Reflections & Ruminations

  • Jacqueline Stuart

Finding Flow through the Act of Writing


Photo by Aaron Burden | Digitally altered by Jacqueline Stuart
Flow offers a sense of satisfaction in the act of doing a task.

Finding flow while writing is not only a desired altered state to achieve, but for me, it holds therapeutic benefits. As someone who is plagued by OCD, ADD, depression, anxiety, and chronic pain, finding flow during creative moments such as writing, helps to lessen these symptoms by enabling me to enjoy the moment of being one with the creative work.



A Wandering Mind



During flow, self-consciousness diminishes reducing the likelihood of worry, perfectionism and over thinking. The audience disappears and it is just me and my craft.

I get into psychological and physical trouble when my mind wanders, when I have seemingly nothing to do, or when a task is tedious and unfulfilling. Flow offers a sense of satisfaction in the act of doing a task. Often times, flow is aligned to skill and ability. Csikszentmihalyi (1997) offers a figure demonstrating this point. The author points out that optimal experience (i.e., flow) occurs when challenge and skill are matched. It is during such moments that “there is no space in consciousness for distracting thoughts, irrelevant feelings” (p. 31). If there is not enough challenge, then the task becomes boring, thus impeding flow. Likewise, if the task is too challenging, flow is difficult to achieve. For me, writing (and art) offers that perfect combination of challenge and skill. Writing does not come naturally to be. It is a skill that I have had to mindfully approach time and again, but as my craft improves so too does my flow.


Flow Diminishes Worry


...Noticing our inner states actually detracts from our involvement with flow.

During flow, self-consciousness diminishes reducing the likelihood of worry, perfectionism and over thinking (Csikszentmihalyi, 1997). The audience disappears and it is just me and my craft (Perry, 2009). In fact, it is during flow that my best work develops because I essentially stop getting in the way of the work. By this I mean, I don’t stop to analyze and second-guess myself in the middle of the process. Editing and reframing come later.

Interestingly, Csikszentmihalyi (1997) further explains that being in flow is not about finding, for example, happiness. The reason for this that noticing our inner states actually detracts from our involvement with flow. For me, the feelings of happiness or satisfaction occur after I exit flow and observe my accomplishments.



Ritual and Pauses


...There is a delicate line between optimum flow states while using mind-altering substances and feeling too “stoned” to find flow.
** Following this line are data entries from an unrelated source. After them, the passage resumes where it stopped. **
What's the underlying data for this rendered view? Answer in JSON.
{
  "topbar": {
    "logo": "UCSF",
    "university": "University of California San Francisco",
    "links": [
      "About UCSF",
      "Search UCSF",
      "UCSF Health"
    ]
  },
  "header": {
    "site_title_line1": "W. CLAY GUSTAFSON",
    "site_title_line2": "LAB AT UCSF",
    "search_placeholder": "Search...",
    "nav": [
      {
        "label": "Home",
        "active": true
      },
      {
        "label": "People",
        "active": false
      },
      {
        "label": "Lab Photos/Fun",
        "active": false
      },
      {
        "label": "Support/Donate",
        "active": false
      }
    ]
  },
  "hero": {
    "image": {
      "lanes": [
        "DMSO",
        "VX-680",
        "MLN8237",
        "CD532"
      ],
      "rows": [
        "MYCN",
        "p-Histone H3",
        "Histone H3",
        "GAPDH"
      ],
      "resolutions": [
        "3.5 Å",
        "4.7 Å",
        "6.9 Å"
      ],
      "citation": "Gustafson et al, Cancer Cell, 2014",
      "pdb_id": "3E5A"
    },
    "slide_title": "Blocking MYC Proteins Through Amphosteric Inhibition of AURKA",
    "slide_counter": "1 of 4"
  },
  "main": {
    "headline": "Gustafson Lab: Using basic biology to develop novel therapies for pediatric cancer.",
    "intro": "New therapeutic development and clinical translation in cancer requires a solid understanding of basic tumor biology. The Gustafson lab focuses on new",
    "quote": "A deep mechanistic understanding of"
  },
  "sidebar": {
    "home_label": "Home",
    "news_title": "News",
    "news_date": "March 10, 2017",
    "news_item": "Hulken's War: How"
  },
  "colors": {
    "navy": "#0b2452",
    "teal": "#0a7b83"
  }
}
Perry (2009) highlights the connection between ritual and flow. What sort of rituals offer the optimum opportunity for flow? Waking up early, doing a quick wake-me-up workout while my coffee brews, then having my cup of coffee while I write is one of the rituals that I do that enable flow. Cannabis, too, allows for flow states to happen as it reduces my ADD and helps me to get more focused on my task. Of course, I am proponent of moderation and there is a delicate line between optimum flow states while using mind-altering substances and feeling too “stoned” to find flow.


Finding flow and being in flow is a fulfilling state. I am not worried about anything but the thing I am trying to accomplish in that moment.

Perry (2009) also highlights how to return to flow. It turns out that pausing my flow state quite literally in the middle of writing a sentence, helps me to return to the task at an interesting and challenging point. This allows me to reengage with the work and consequently return to a flow state. I always wondered why I often walked away from a written project mid-sentence, or in the middle of doing something within that project. As the author points out, this is done in part to allow the artist to mull over the task while away, which I inevitably do.


Finding flow and being in flow is a fulfilling state. I am not worried about anything but the thing I am trying to accomplish in that moment. In this sense, flow is therapeutic. My mind is not wandering off into self-doubt, self-criticism, anxiety, or sadness. My focus is on process and this for me has a “self-regulation” (Sexton & Pennebaker, 2009, p. 268) benefit that helps me to be on an even keel.


References

Csikszentmihalyi, M. (1997). Finding flow: The psychology of engagement with everyday life. New York, NY: Basic Books.

Perry, S. K. (2009). Writing in flow. In S. J. Kaufman, & J. C. Kaufman (Eds.), The psychology of creative writing (pp. 213-224). New York, NY: Cambridge University Press.

Sexton, J. D., & Pennebaken, J. W. (2009). The healing powers of expressive writing. In S. J. Kaufman, & J. C. Kaufman (Eds.), The psychology of creative writing (pp. 264-273). New York, NY: Cambridge University Press.